Last month, the U.S. Department of Agriculture announced that they will not collect food insecurity data for 2025. The timing could not be worse.
Just as cuts to the Supplemental Nutrition Assistance Program, or SNAP — are set to go into effect as part of the One Big Beautiful Bill Act signed by President Trump in July, we will lose our key data resource to monitor and evaluate the food security status of all Americans.
Today we know so much more about how many Americans face the hardship of food insecurity, along with the attendant causes, consequences and effectiveness of public policy solutions, because three decades ago, USDA leadership sought to establish a rigorous survey of households.
Unless the administration reverses this decision, or Congress takes action to mandate data collection of household food security, then we will be worse off as a nation.
The USDA has annually collected information on the food security status of households since 1995 as a supplement to the monthly Current Population Survey, the source of our official unemployment statistics.
Based on the survey responses, households are categorized as being either food secure or food insecure, where food insecurity means that at some point in the prior year the household was unable to provide adequate and nutritious food for some or all the members of the household due to lack of financial resources. A more severe category is very low food security where normal eating patterns have been disrupted and food intake reduced.
It is not intended to capture the physiological condition of hunger, nor periodic fasting or dieting for noneconomic reasons, but rather the socioeconomic condition of limited or uncertain availability of nutritious and safe foods. The measure has been rigorously tested and validated, and has subsequently been added to several other (more narrowly targeted) federal and non-federal surveys.
In 2023, 13.5 percent of U.S. households were food insecure containing 47.4 million people and 5.1 percent of households containing 12.2 million people met the criteria for very low food insecurity.

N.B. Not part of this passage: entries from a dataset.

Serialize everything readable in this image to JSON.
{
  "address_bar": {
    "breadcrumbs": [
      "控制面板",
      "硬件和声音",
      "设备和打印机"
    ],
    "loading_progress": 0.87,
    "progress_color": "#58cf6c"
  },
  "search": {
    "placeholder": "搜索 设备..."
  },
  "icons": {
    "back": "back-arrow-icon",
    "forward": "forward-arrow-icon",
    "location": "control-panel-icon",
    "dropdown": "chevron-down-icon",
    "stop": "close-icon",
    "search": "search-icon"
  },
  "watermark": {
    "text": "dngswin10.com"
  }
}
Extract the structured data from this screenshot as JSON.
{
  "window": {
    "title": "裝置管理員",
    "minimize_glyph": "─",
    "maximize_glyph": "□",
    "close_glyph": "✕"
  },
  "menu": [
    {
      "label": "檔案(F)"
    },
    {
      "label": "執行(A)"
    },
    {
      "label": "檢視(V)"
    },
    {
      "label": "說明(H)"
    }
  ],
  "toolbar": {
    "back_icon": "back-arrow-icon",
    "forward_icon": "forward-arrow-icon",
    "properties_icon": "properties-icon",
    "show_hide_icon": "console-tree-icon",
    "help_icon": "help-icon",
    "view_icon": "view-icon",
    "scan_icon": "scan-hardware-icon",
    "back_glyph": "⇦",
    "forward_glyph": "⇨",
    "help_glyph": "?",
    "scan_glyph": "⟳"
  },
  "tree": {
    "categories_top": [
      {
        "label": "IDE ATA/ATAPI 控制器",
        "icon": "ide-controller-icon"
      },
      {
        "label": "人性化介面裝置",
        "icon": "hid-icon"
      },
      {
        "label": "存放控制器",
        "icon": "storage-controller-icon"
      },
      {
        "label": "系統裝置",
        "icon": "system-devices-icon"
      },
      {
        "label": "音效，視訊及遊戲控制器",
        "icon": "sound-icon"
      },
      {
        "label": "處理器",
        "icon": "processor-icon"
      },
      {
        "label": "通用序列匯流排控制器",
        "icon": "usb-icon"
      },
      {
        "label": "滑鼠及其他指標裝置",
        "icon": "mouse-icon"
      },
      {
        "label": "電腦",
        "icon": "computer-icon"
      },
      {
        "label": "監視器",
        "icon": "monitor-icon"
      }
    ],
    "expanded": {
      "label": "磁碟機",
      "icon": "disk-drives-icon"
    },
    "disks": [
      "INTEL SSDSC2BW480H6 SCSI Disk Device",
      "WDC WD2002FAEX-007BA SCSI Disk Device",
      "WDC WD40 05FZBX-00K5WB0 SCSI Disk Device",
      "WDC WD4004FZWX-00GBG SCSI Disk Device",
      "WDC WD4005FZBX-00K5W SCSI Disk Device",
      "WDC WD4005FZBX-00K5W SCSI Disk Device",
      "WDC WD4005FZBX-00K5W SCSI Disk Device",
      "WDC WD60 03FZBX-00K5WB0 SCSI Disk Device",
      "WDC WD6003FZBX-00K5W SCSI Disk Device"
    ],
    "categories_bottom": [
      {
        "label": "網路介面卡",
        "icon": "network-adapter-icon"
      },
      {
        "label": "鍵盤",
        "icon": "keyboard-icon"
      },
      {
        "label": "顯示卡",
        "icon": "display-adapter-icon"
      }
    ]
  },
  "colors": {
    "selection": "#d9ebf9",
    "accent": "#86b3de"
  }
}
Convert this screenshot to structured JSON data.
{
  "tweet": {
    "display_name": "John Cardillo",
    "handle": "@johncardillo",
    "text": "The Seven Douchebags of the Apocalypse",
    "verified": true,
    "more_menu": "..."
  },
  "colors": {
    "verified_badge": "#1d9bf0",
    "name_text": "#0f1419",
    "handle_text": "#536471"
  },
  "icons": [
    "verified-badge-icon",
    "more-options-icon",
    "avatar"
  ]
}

Importantly, the risk for food insecurity is higher for households with children (17.9 percent).
We know that food insecurity exists in rural areas (15.4 percent) as well as cities (15.9 percent), it exists across regions (14.7 percent in the South, 13.4 percent in the Midwest. We also know that food insecurity falls during strong economic times, declining from 11.1 percent to 10.5 percent during the first Trump administration, and falls in response to increases in safety net benefits, such as the Great Recession and COVID-era expansions in SNAP and cash transfers.
Monitoring the nation’s food security status is important in its own right and also because food insecurity is associated with a variety of negative health outcomes. This includes increased risks of some birth defects, anemia, cognitive problems and aggression and anxiety among children, and decreased nutrient intake, increased rates of mental health problems and depression, diabetes and poor cardiovascular health among adults.
As such, it adds tens of billions of dollars in additional health care expenditures in the U.S., and thus in recent years many health care settings, including the Veteran’s Administration, screen for food insecurity during patient in-take.
While poverty is certainly a key risk factor for food insecurity, it is by no means the sole determinant. Fewer than half of households living in poverty also report being food insecure, and indeed there are more persons residing in food insecure households with incomes above the poverty line than below.
Food insecurity among children has been linked to factors such as maternal mental health, and among seniors to factors such as disability status. Thus, measuring poverty alone is not sufficient for understanding the causes and consequences of food insecurity.
The USDA food security statistics are used not only to monitor and evaluate programs like SNAP, but they are also used by the major charitable food organizations to improve targeting of services across regions and specific demographic groups, such as veterans.
For example, Feeding America uses the food security data to produce its annual Map the Meal Gap that highlights among other things counties and congressional districts with elevated child food insecurity, while Meals On Wheels Association of America uses the USDA-produced information to better assist seniors in need.
By not collecting the data, By not collecting the data, we will lack a systematic understanding of the size and distribution of food insecurity in 2025 and efforts to address the need will be less effective. Now is not the time to walk away from that commitment.
Colleen Heflin is an author of “Food For Thought: Understanding Older Adult Food Insecurity” and a professor of public administration and international affairs at Syracuse University.
Hilary W. Hoynes is Chancellor’s Professor of Economics and Public Policy University of California at Berkeley.
James P. Ziliak is Gatton Endowed Chair in Microeconomics and founding director of the Center for Poverty Research at the University of Kentucky.